Need to Read? 2020's Top Book RecommendationsDecember 2020
Every nonprofit leader has "read more" on their list of 2021 new year's resolutions! If you're looking for some good recommendations, we've got a countdown of the five top picks (and a bonus pick) from our nearly 60 podcast guests in 2020. Enjoy!
An exercise in prioritization, Greg McKeown's Essentialism: The Disciplined Pursuit of Less will provide you with a great philosophical and practical approach to minimizing overload and focusing on what's truly important. In our ultra-connected lifestyles it's too easy to try to do everything and ultimately fail. This was a recommendation by Angela Woods, our guest on Episode #30 of The Path Podcast, and Brian Maness, our guest on episode #37.
Yuval Noah Harari's popular nonfiction book, Sapiens, offers readers a fascinating and surprisingly accessible view of the history of mankind. The widespread success of this account of human history was a publishing phenomenon: indicating that readers were eager to take on challenging nonfiction titles like this one. I was struck by the many takeaways you gain from stepping back and considering the ways our species evolved (or didn't!) and the cultural changes that continue to affect our present day. Sapiens was recommended by Michael Marsicano, our guest on episode #32 of The Path Podcast, and Andrew Hollo, guest on episode #40 on the Path.

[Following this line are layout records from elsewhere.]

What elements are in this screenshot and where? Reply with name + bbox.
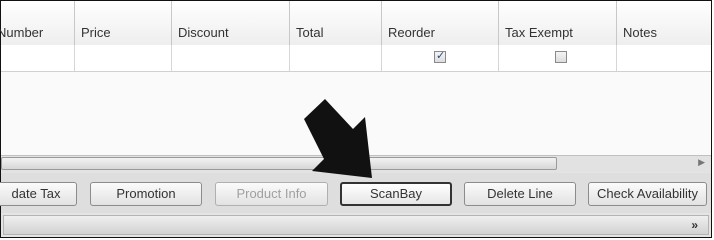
product-info-button: Product Info <box>215 182 328 206</box>
column-header-discount[interactable]: Discount <box>172 1 290 45</box>
column-header-total[interactable]: Total <box>290 1 382 45</box>
action-button-bar: date Tax Promotion Product Info ScanBay … <box>0 173 711 213</box>
horizontal-scrollbar[interactable]: ▶ <box>1 155 711 172</box>
scroll-right-arrow-icon[interactable]: ▶ <box>698 157 705 168</box>
cell-total[interactable] <box>290 45 382 71</box>
cell-price[interactable] <box>75 45 172 71</box>
column-header-number[interactable]: Number <box>0 1 75 45</box>
grid-empty-area <box>1 72 711 155</box>
scrollbar-thumb[interactable] <box>1 157 557 170</box>
cell-notes[interactable] <box>617 45 711 71</box>
collapsed-panel-bar[interactable]: » <box>3 215 709 235</box>
delete-line-button[interactable]: Delete Line <box>464 182 576 206</box>
double-chevron-down-icon[interactable]: » <box>691 218 698 232</box>
order-lines-panel: Number Price Discount Total Reorder Tax … <box>0 0 712 238</box>
scanbay-button[interactable]: ScanBay <box>340 182 452 206</box>
tax-exempt-checkbox[interactable] <box>555 51 567 63</box>
update-tax-button[interactable]: date Tax <box>0 182 77 206</box>
promotion-button[interactable]: Promotion <box>90 182 202 206</box>
reorder-checkbox[interactable]: ✓ <box>434 50 446 63</box>
check-availability-button[interactable]: Check Availability <box>588 182 707 206</box>
grid-header: Number Price Discount Total Reorder Tax … <box>0 1 711 46</box>
cell-discount[interactable] <box>172 45 290 71</box>
cell-number[interactable] <box>1 45 75 71</box>
cell-reorder: ✓ <box>382 45 499 71</box>
column-header-reorder[interactable]: Reorder <box>382 1 499 45</box>
column-header-notes[interactable]: Notes <box>617 1 711 45</box>
column-header-price[interactable]: Price <box>75 1 172 45</box>
table-row[interactable]: ✓ <box>1 45 711 72</box>
cell-tax-exempt <box>499 45 617 71</box>
checkmark-icon: ✓ <box>436 50 446 62</box>
order-lines-grid: Number Price Discount Total Reorder Tax … <box>0 1 711 172</box>
column-header-tax-exempt[interactable]: Tax Exempt <box>499 1 617 45</box>
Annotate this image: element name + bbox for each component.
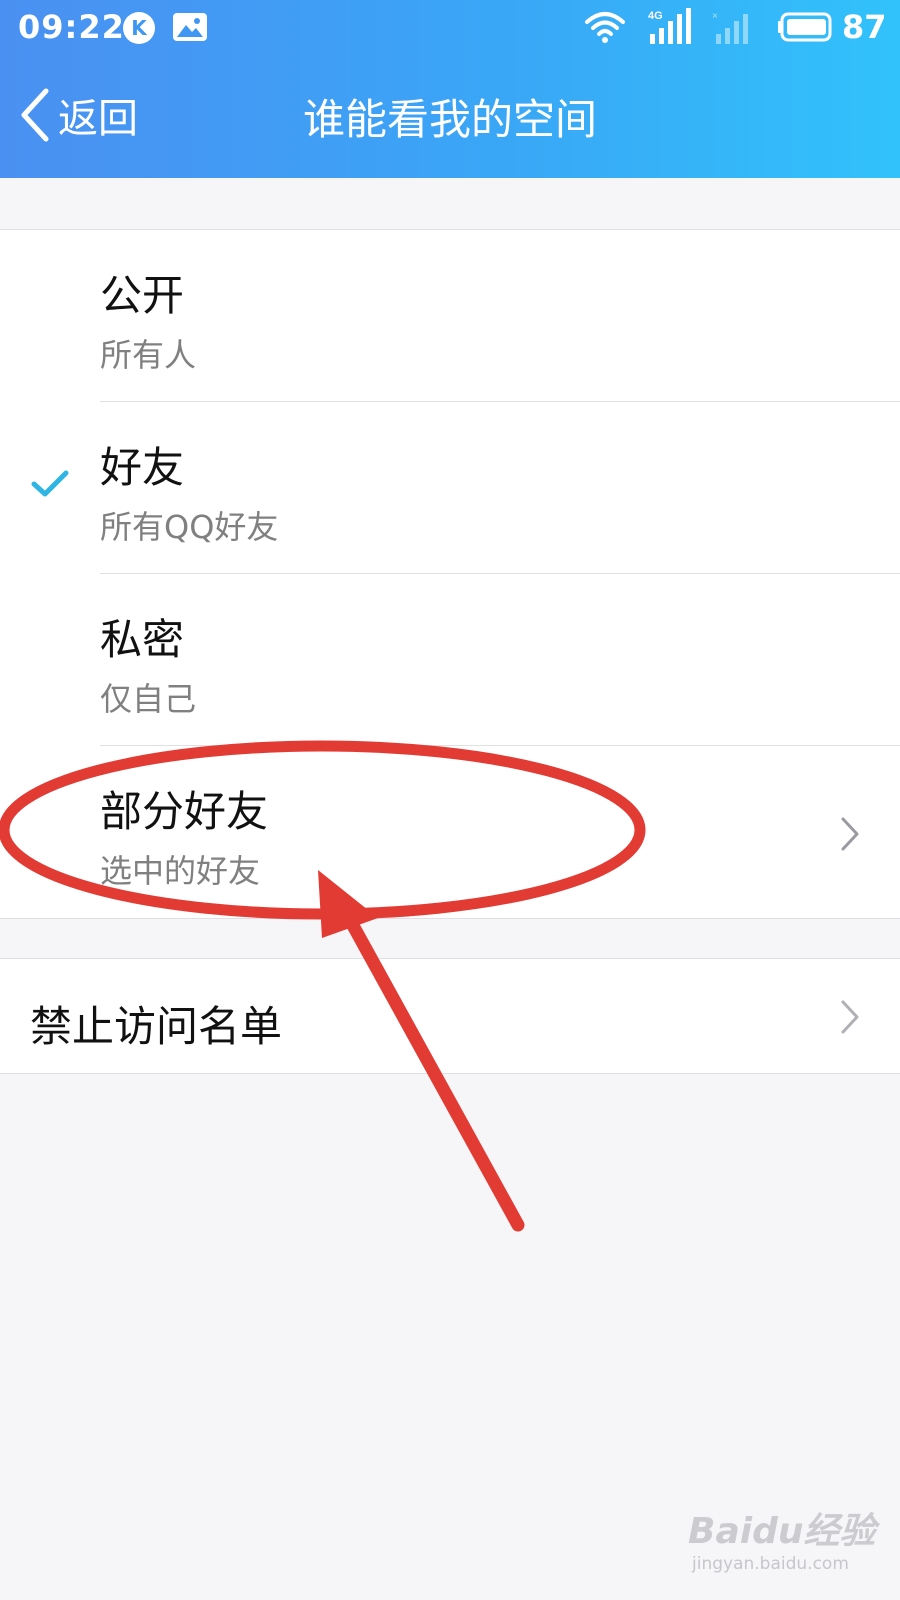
- gallery-icon: [173, 13, 207, 41]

Lencioni's engaging business fable Five Dysfunctions of a Team walks readers through five interconnected characteristics present in dysfunctional teams, and offers actionable techniques to dismantle them. Written as an engaging fictitious story of the executive board of a struggling tech company, the story itself is a means for teaching readers to recognize these five dysfunctions. This was a recommended title from Hal Lewis (episode #26) and Kristin Beck (episode #31).
Author Jim Collins makes the case why "business thinking is not the answer" in Good To Great and the Social Sectors. He assures nonprofit leaders that while many of the principles of greatness are consistent between for-profit and nonprofit organizations, there are definitely differences in areas such as leadership models and measurable outputs. The 35-page monograph is a quick read and certainly a helpful way to put his timeless business classic into a relatable reference for nonprofit leaders everywhere. This was also a favorite of Podcast Guests Tiffany Capers (episode #19) and Hal Lewis (episode #26).
Our most recommended title by guests so far on the Path Podcast, The First 90 Days is a classic, essential read for any nonprofit leader interested in maximizing the critical three-month arrival into a new job. This title, coined "the onboarding bible" by the Economist, is a handy guide for anyone who has taken a new job and wants to make sure they're doing everything right, maximizing the introductory period, making the transition as smoothly as possible, and ensuring that you and your employers' expectations are aligned for this new phase of your life. Whether you've just accepted a new job or imagine that you will in the near future, The First 90 Days is a great tool for self assessment and for maximizing the relationship with your new colleagues. This was recommended by Mike Blackwelder (#5), Shannon Hinson (#7), Jim Taylor (#35), Adam Cook (#39), and Cheryl Richards (#46).
Bonus: Eat that Frog
Eat That Frog boils down to one significant lifestyle change: doing your hardest, most important task FIRST, even if that task happens to be "eating a frog". Tracy advises readers to do the most important task first because it's probably the one you're dreading and the item you're most likely to procrastinate. Eating your ugliest frog first means that everything else you have to do during the day seems far less intimidating compared to what you've already accomplished. If you're seeking some instructive and motivating words on why you should do your most important task first and how it can change your life, Eat That Frog is the title for you. Eat That Frog is a personal recommendation as well as a suggestion from multiple Podcast guests including Penny Hawkins (#3), Karen Geiger (#9), and Katherine Lambert (#17).